Let Us Ask: Geeks as Celebrities

(After reading "Starstruck" I began asking can geeks/progeeks be celebrities.  This was actually a fun speculation, and I wanted to write it up).

So, my progeeks and profanes and protaku, can we working nerds, technophiles, and geekonomists be celebrities?  Can we breathe the same air of awesomeness that the truly famous do, can we confuse paparazzi with our "Let the Wookie Win" T-shirts?  In short, can we be beloved and admired and followed?

The answer is literally, yes, no, and maybe.



YES there are geek celebrities.  We know them because we are geeks.  We go to conventions to see them, we follow their twitters, they are in the news.  Joss Whedon, Will Wheaton, Scott McNeil, and far far more are all geek celebs to one extent or another.

If anything I think we geeks love talent-driven celebs.  We're all about making stuff and getting stuff done, stuff that is cool and awesome and interesting.  We like our celebs because they DO stuff and make things happen (or did).

However, when it comes to the bigger picture . . .

NO geek celebs are not really the big-time stalked-by-paparazzi celebs for the most part.  Star mags don't post every move Nathan Fillion makes.  The news doesn't report where Peter Molyneux goes for lunch.  Geek celebs are not celebs "on the level" of some of the news-dominating A-Listers.

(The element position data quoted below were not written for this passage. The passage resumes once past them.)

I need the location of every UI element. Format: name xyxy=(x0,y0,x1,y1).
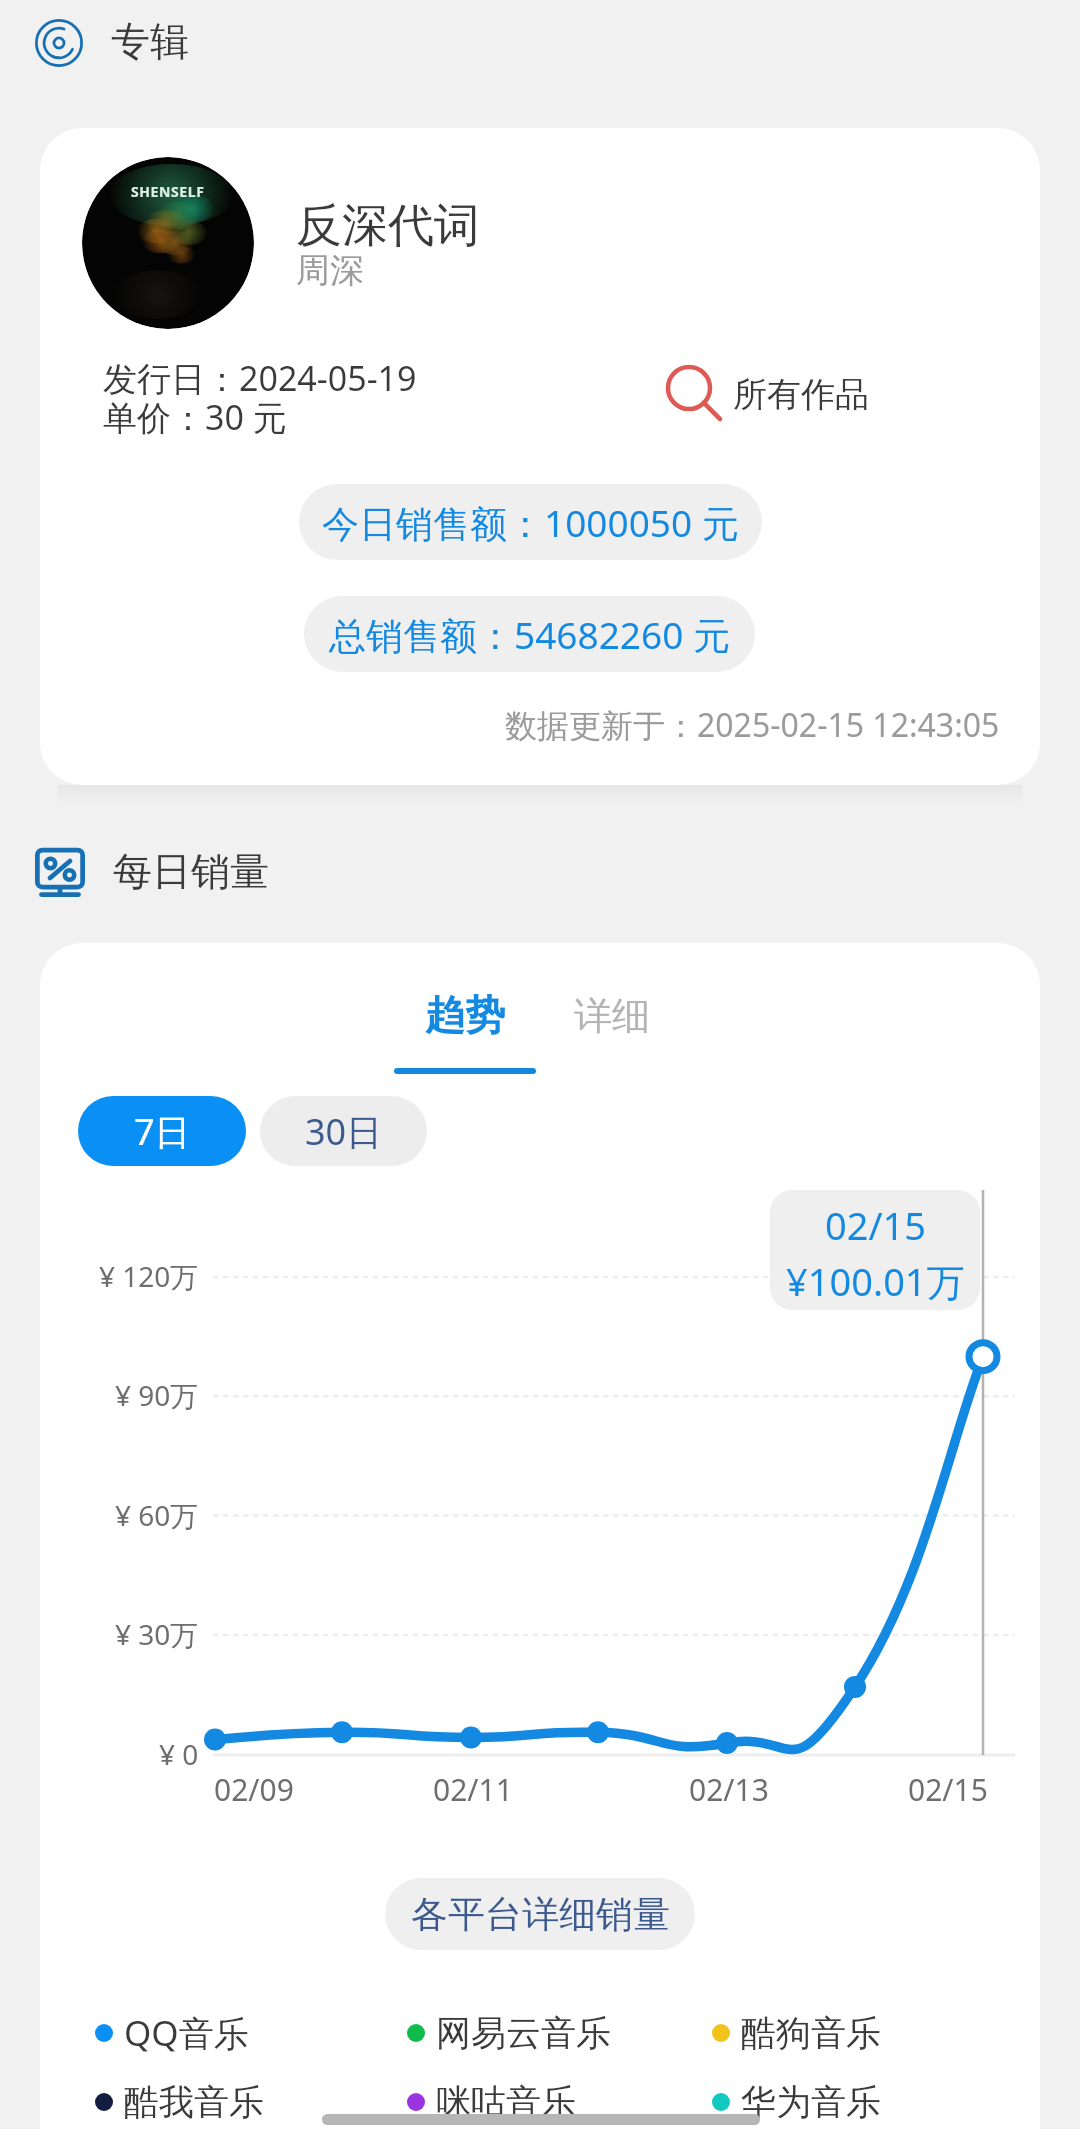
staticText: 详细 xyxy=(574,992,650,1040)
staticText: 30日 xyxy=(305,1107,383,1156)
staticText: 02/09 xyxy=(214,1769,294,1810)
staticText: 02/11 xyxy=(433,1769,513,1810)
button[interactable]: 专辑封面 反深代词 xyxy=(82,157,254,329)
button[interactable]: 酷狗音乐 xyxy=(712,2004,962,2062)
button[interactable]: 网易云音乐 xyxy=(407,2004,697,2062)
staticText: 02/15 xyxy=(908,1769,988,1810)
staticText: 周深 xyxy=(296,249,364,292)
button[interactable]: 今日销售额：1000050 元 xyxy=(299,484,762,560)
staticText: 数据更新于：2025-02-15 12:43:05 xyxy=(505,703,1000,747)
staticText: 7日 xyxy=(134,1107,191,1156)
staticText: 网易云音乐 xyxy=(436,2011,611,2055)
staticText: 华为音乐 xyxy=(741,2080,881,2124)
staticText: 酷我音乐 xyxy=(124,2080,264,2124)
other: 搜索所有作品 xyxy=(665,366,721,422)
staticText: 每日销量 xyxy=(113,847,269,896)
staticText: 反深代词 xyxy=(296,197,480,255)
staticText: 02/15 xyxy=(825,1199,927,1251)
button[interactable]: 各平台详细销量 xyxy=(385,1878,695,1950)
button[interactable]: 咪咕音乐 xyxy=(407,2073,697,2129)
staticText: 02/13 xyxy=(689,1769,769,1810)
staticText: 发行日：2024-05-19 xyxy=(103,355,417,401)
button[interactable]: 华为音乐 xyxy=(712,2073,962,2129)
button[interactable]: 酷我音乐 xyxy=(95,2073,345,2129)
staticText: ¥ 0 xyxy=(159,1735,199,1773)
button[interactable]: 搜索所有作品 xyxy=(665,363,915,425)
staticText: ¥ 30万 xyxy=(115,1615,199,1653)
staticText: QQ音乐 xyxy=(124,2009,249,2057)
button[interactable]: 7日 xyxy=(78,1096,246,1166)
button[interactable]: QQ音乐 xyxy=(95,2004,345,2062)
button[interactable]: 趋势 xyxy=(394,984,536,1046)
staticText: SHENSELF xyxy=(131,182,205,201)
staticText: ¥ 120万 xyxy=(99,1257,199,1295)
staticText: 总销售额：54682260 元 xyxy=(329,609,730,660)
staticText: 今日销售额：1000050 元 xyxy=(322,497,739,548)
staticText: ¥100.01万 xyxy=(786,1255,965,1307)
other: 每日销量 xyxy=(35,847,85,897)
button[interactable]: 每日销量 xyxy=(35,843,285,901)
staticText: 咪咕音乐 xyxy=(436,2080,576,2124)
button[interactable]: 详细 xyxy=(556,985,668,1047)
staticText: ¥ 60万 xyxy=(115,1496,199,1534)
other: 专辑 xyxy=(35,19,83,67)
staticText: 趋势 xyxy=(425,990,505,1040)
button[interactable]: 专辑 xyxy=(35,14,235,72)
staticText: 专辑 xyxy=(111,17,189,66)
staticText: 单价：30 元 xyxy=(103,394,287,440)
staticText: 所有作品 xyxy=(733,373,869,416)
staticText: 酷狗音乐 xyxy=(741,2011,881,2055)
button[interactable]: 总销售额：54682260 元 xyxy=(304,596,755,672)
staticText: ¥ 90万 xyxy=(115,1376,199,1414)
button[interactable]: 30日 xyxy=(260,1096,427,1166)
staticText: 各平台详细销量 xyxy=(411,1891,670,1938)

Geek may be Chic, but it's not Chic enough to be a dominant part of culture.  It has its place, but it isn't so widespread as to have geek celebs who can get whole news cycles.  Maybe we should be thankful for that.

Things change though so . . .

MAYBE geek celebs will some day be up there with other big names.  Geek is changing, being more accepted and indeed being cool.  Geek runs a lot of our economy and industry.  Take a look at the attention Mark Zukerberg is getting – good and bad – and you see a potential "mainstream" geek celebrity.

One may wonder if we geeks want to truly have a culture where news mags worry over what kind of jeans John Romero now wears.  That is entirely another question – in fact, maybe we can't avoid it.

So that's it, my geeks, nerds, and countrymen.  Yes, no, and maybe.